Tuning the ambipolar behaviour of organic field effect transistors via band engineering

We report on a method for fabricating balanced hole and electron transport in ambipolar organic field-effect transistors (OFETs) based on the co-evaporation of zinc-phthalocyanine (ZnPc) and its fluorinated derivative (F 8 ZnPc). The semiconducting behaviour of the OFET can be tuned continuously from unipolar p-type, with a hole mobility in the range of (1.7 ± 0.1) × 10 -4 cm 2 /Vs, to unipolar n-type, with an electron mobility of (1.0 ± 0.1) × 10 -4 cm 2 /Vs. Devices of the pristine ZnPc and F 8 ZnPc show a current on/off ratio of 10 5 . By co-evaporating the p-type ZnPc with the n-type F 8 ZnPc, we fabricate ambipolar transistors and complementary-like voltage inverters.
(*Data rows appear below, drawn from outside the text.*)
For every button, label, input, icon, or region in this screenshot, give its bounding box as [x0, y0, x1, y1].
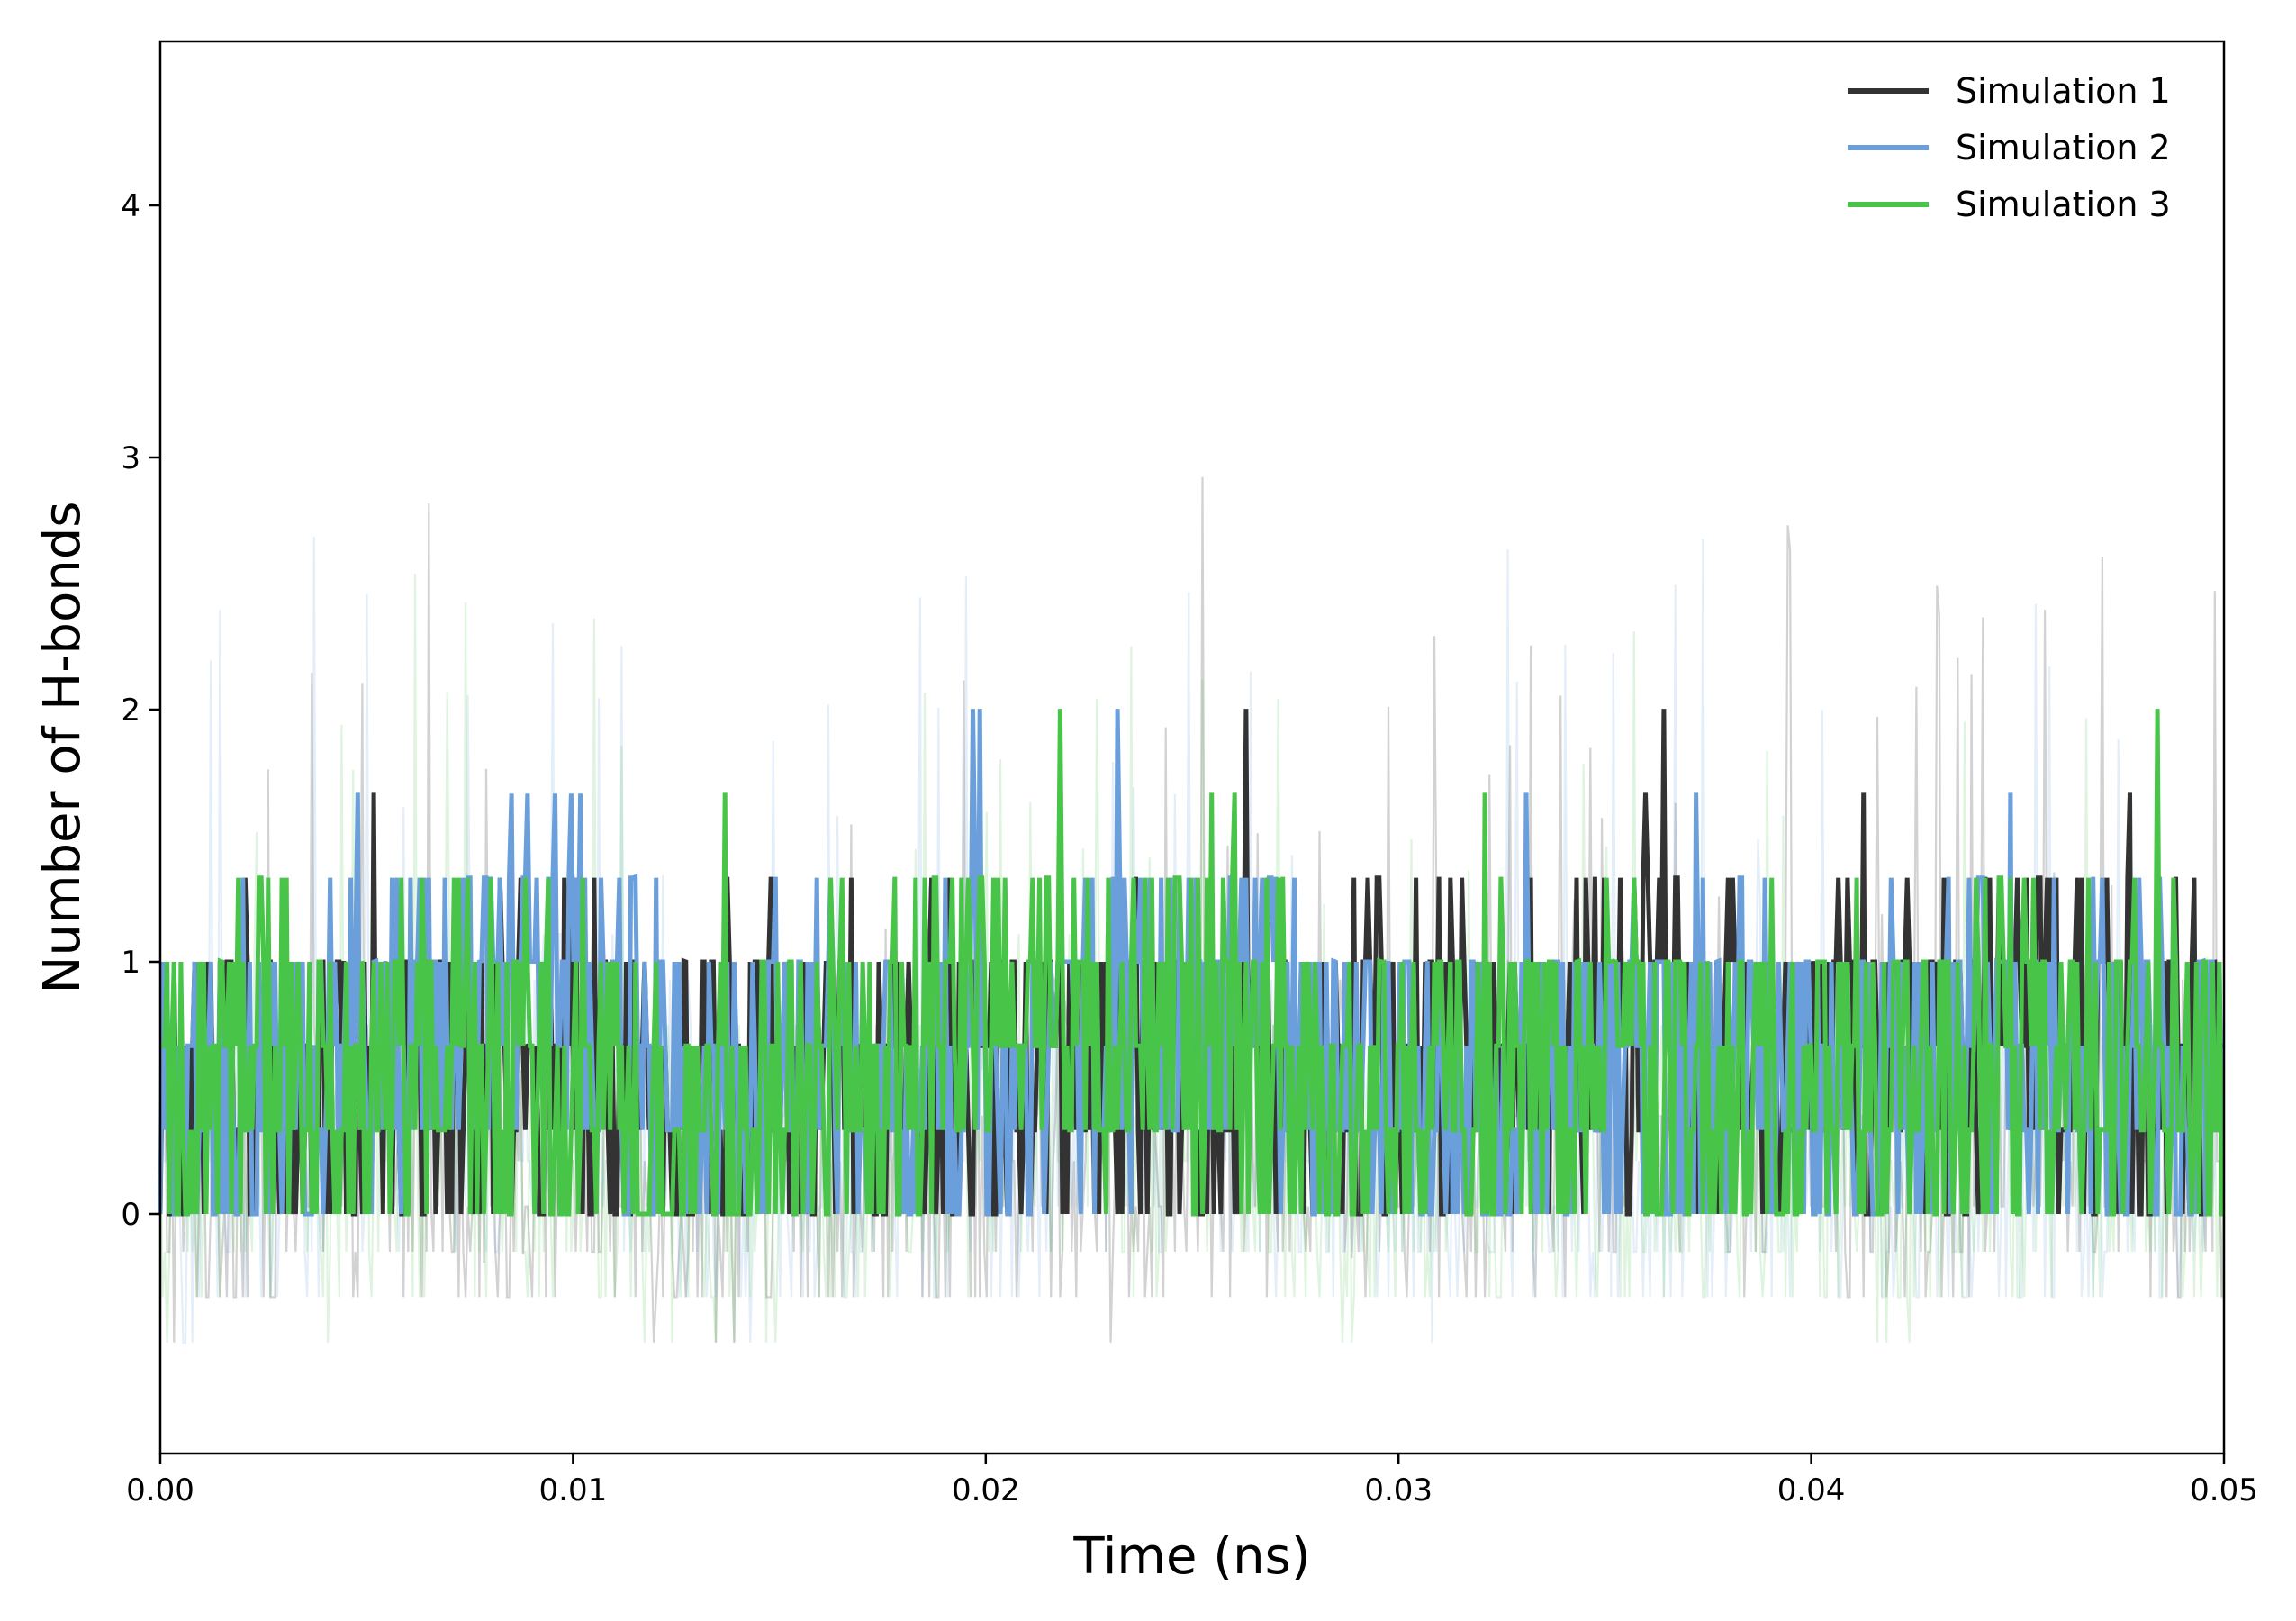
plot-frame [158, 40, 2226, 1455]
y-tick-label-4: 4 [121, 188, 140, 224]
x-tick-label-2: 0.02 [952, 1472, 1020, 1508]
y-tick-label-0: 0 [121, 1197, 140, 1233]
series-layer [158, 709, 2224, 1217]
y-axis: 0 1 2 3 4 [121, 188, 160, 1233]
y-tick-label-2: 2 [121, 693, 140, 729]
legend-label-2: Simulation 2 [1956, 128, 2171, 168]
y-axis-title: Number of H-bonds [33, 502, 92, 994]
line-series-3 [160, 709, 2224, 1217]
x-tick-label-4: 0.04 [1777, 1472, 1846, 1508]
x-axis-title: Time (ns) [1072, 1527, 1310, 1586]
x-tick-label-0: 0.00 [126, 1472, 194, 1508]
y-tick-label-1: 1 [121, 945, 140, 981]
x-axis: 0.00 0.01 0.02 0.03 0.04 0.05 [126, 1453, 2258, 1508]
y-tick-label-3: 3 [121, 440, 140, 476]
legend: Simulation 1 Simulation 2 Simulation 3 [1828, 63, 2210, 234]
x-tick-label-1: 0.01 [539, 1472, 608, 1508]
x-tick-label-3: 0.03 [1364, 1472, 1433, 1508]
legend-label-1: Simulation 1 [1956, 71, 2171, 111]
legend-label-3: Simulation 3 [1956, 185, 2171, 224]
x-tick-label-5: 0.05 [2190, 1472, 2258, 1508]
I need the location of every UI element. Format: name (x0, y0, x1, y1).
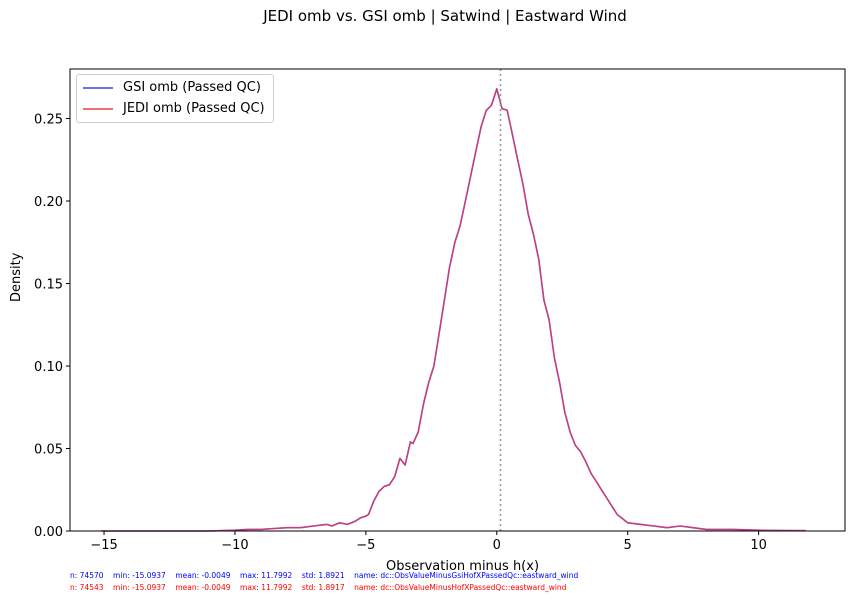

For the ambipolar devices, the optimum balance between the hole and electron mobilities is found for the blend of 1:1.5 weight ratio with hole and electron mobilities of (8.3 ± 0.2) × 10 -7 cm 2 /Vs and (5.5 ± 0.1) × 10 -7 cm 2 /Vs, respectively. Finally we demonstrate application of the ambipolar devices in a complementary-like voltage inverter circuit with the performance comparable to an inverter based on separate ZnPc and F 8 ZnPc OFETs.